Nope. Vietnam War. Cities burning. Assassinations. Nearly all of Latin America and many other countries under brutal right-wing dictatorships. The threat of nuclear holocaust.
Little kids are amazed when I tell them there were only 48 states when I was born.
I couldn’t agree with you more.
It’s all relative in my eyes.
So are coworkers.
That’s for sure singlequote backspace period
You’re old when people start referring to things you lived through as “a half-century ago.”
Same here! I feel like I’m on some sort of revisiting of those major events.
Also, once we get past the leap day next weekend, the days of the week will even line up across 50 years. March 1 was a Sunday in 1970, and it will be a Sunday this year too. And so forth for the next two years, until 1972’s leap day throws things out of sync again.
I remember my mom stepping on tin cans to flatten then for recycling, to help win WWII’ My first grade teacher was born in the Grant administration, when the school was built.
But here’s what makes me feel old: I don’t want to learn new technology any more. I don’t know how to “dial” a number on my wife’s phone.
I had a moment like this when I saw a theater marquee touting “Jethro Tull 50th Anniversary! Performing Aqualung in its Entirety!”
Now, I must naturally look on the bright side, because my second reaction (after “I can’t be THAT old”) was “Hey, I saved a lot of money!” When my teenage self went downtown all by myself and saw Tull, they surprised us with the next album they were working on: Aqualung. As opposed to the $50-80 the anniversary show cost, I paid $8 for box seats.
I still love the t-shirt I saw on an aging rocker:
I might be old…
. but I saw all
the cool bands!
I always regret not congratulating the guy and adding “And you saw 'em for ten bucks, too, I bet.”
Woodstock was $24 for three days. I still have my ticket somewhere, but I’m too old to remember where.
$24 sounds cheap but the Inflation Calculator says it’s the equivalent to $169.70 today. I was living in eastern Pennsylvania at the time and had heard about Woodstock beforehand. But as a poor nineteen-year old, I couldn’t afford the ticket and did not go.
Probably just as well; I likely would have wound up one of the ones milling around outside for my trouble.
Rotary phones. You could actually go somewhere without a phone and you survived!
Oh yes! How many calls I took as a teen babysitter using a rotary phone!
As a child, I was taught that listening to other people’s phone conversations was the height of rudeness.
Since cell phones became omnipresent, that is unavoidable. And listening to other people’s phone conversations is very, very, very boring to the point where I think it’s rude to inflect them on other people.

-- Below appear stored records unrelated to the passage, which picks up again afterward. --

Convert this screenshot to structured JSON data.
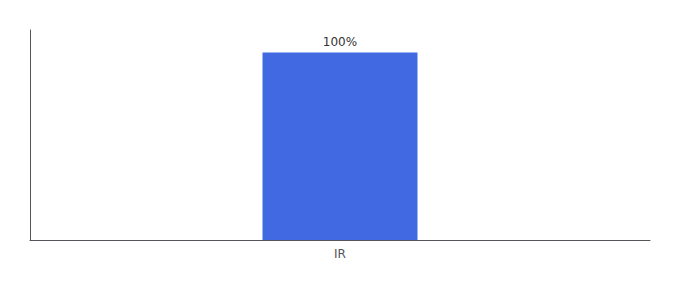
{
  "chart_data": {
    "type": "bar",
    "categories": [
      "IR"
    ],
    "values": [
      100
    ],
    "value_labels": [
      "100%"
    ],
    "data_labels": true,
    "color": "#4169E1",
    "ylim": [
      0,
      112
    ],
    "tick_labels": "x",
    "grid": false
  }
}
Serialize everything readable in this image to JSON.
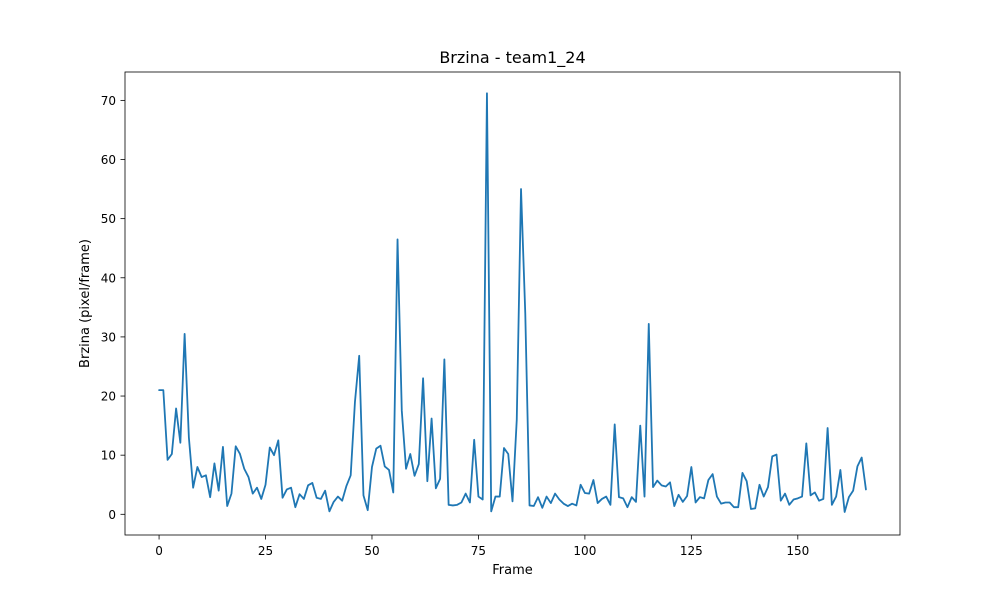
{
  "chart_data": {
    "type": "line",
    "title": "Brzina - team1_24",
    "xlabel": "Frame",
    "ylabel": "Brzina (pixel/frame)",
    "xlim": [
      -8,
      174
    ],
    "ylim": [
      -3.5,
      74.8
    ],
    "xticks": [
      0,
      25,
      50,
      75,
      100,
      125,
      150
    ],
    "yticks": [
      0,
      10,
      20,
      30,
      40,
      50,
      60,
      70
    ],
    "grid": false,
    "legend": "none",
    "series": [
      {
        "color": "#1f77b4",
        "values": [
          21.0,
          21.0,
          9.2,
          10.2,
          17.9,
          12.1,
          30.5,
          13.0,
          4.5,
          8.0,
          6.3,
          6.6,
          2.9,
          8.6,
          4.0,
          11.4,
          1.4,
          3.5,
          11.5,
          10.2,
          7.7,
          6.3,
          3.5,
          4.5,
          2.6,
          5.0,
          11.3,
          10.0,
          12.5,
          2.8,
          4.2,
          4.5,
          1.2,
          3.4,
          2.6,
          4.9,
          5.3,
          2.8,
          2.6,
          4.0,
          0.5,
          2.1,
          3.0,
          2.3,
          4.8,
          6.6,
          19.0,
          26.8,
          3.2,
          0.7,
          8.0,
          11.1,
          11.6,
          8.1,
          7.5,
          3.7,
          46.5,
          17.5,
          7.7,
          10.2,
          6.5,
          8.5,
          23.0,
          5.6,
          16.2,
          4.4,
          6.0,
          26.2,
          1.6,
          1.5,
          1.6,
          2.0,
          3.5,
          2.0,
          12.6,
          3.0,
          2.5,
          71.2,
          0.5,
          3.0,
          3.0,
          11.2,
          10.2,
          2.2,
          16.0,
          55.0,
          34.0,
          1.5,
          1.4,
          2.9,
          1.1,
          3.0,
          1.9,
          3.5,
          2.5,
          1.8,
          1.4,
          1.8,
          1.5,
          5.0,
          3.6,
          3.5,
          5.8,
          1.9,
          2.6,
          3.0,
          1.6,
          15.2,
          2.9,
          2.7,
          1.2,
          2.9,
          2.1,
          15.0,
          3.0,
          32.2,
          4.6,
          5.7,
          4.9,
          4.7,
          5.4,
          1.4,
          3.3,
          2.1,
          3.1,
          8.0,
          2.0,
          2.9,
          2.7,
          5.8,
          6.8,
          3.0,
          1.8,
          2.0,
          2.0,
          1.2,
          1.2,
          7.0,
          5.6,
          0.9,
          1.0,
          5.0,
          3.0,
          4.6,
          9.8,
          10.1,
          2.3,
          3.5,
          1.6,
          2.5,
          2.7,
          3.0,
          12.0,
          3.2,
          3.7,
          2.3,
          2.6,
          14.6,
          1.6,
          3.0,
          7.5,
          0.4,
          2.9,
          4.0,
          8.1,
          9.6,
          4.2
        ]
      }
    ]
  }
}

We had a party line until the mid 70’s, and I remember my siblings and I, listening in on neighbours catting on the phone. We used to giggle and snicker, even knowing we’d get a good spank on the bottom (from mom) if we got caught.
It was $18 if you bought tickets in advance. I know approximately where my tickets are (which of course were never collected).
A year earlier, I saw shows including bills of The Who/The Doors and Big Brother and the Holding Company/Jimi Hendrix at the Singer Bowl in New York for $2.50 each.
I’m sure there’s lots of stuff “under the hood” that makes Windows 10 a far more versatile operating system, but for 98% of what I do Windows 3.1 would work just as well, if anything ran on it.
My coworkers don’t believe me when I tell them that when I grew up, WHITE people bombed the PENTAGON. They survived for nearly a DECADE and most of them were either never caught or were charged with far, far less than they actually did.
Can you imagine what the political climate would be if there were such a group of people today? I mean, goodness, these people got all worked up about the freaking Unabomber & he was nothing compared to the Weathermen.
They used to have vending machines for cigarettes too when I was younger.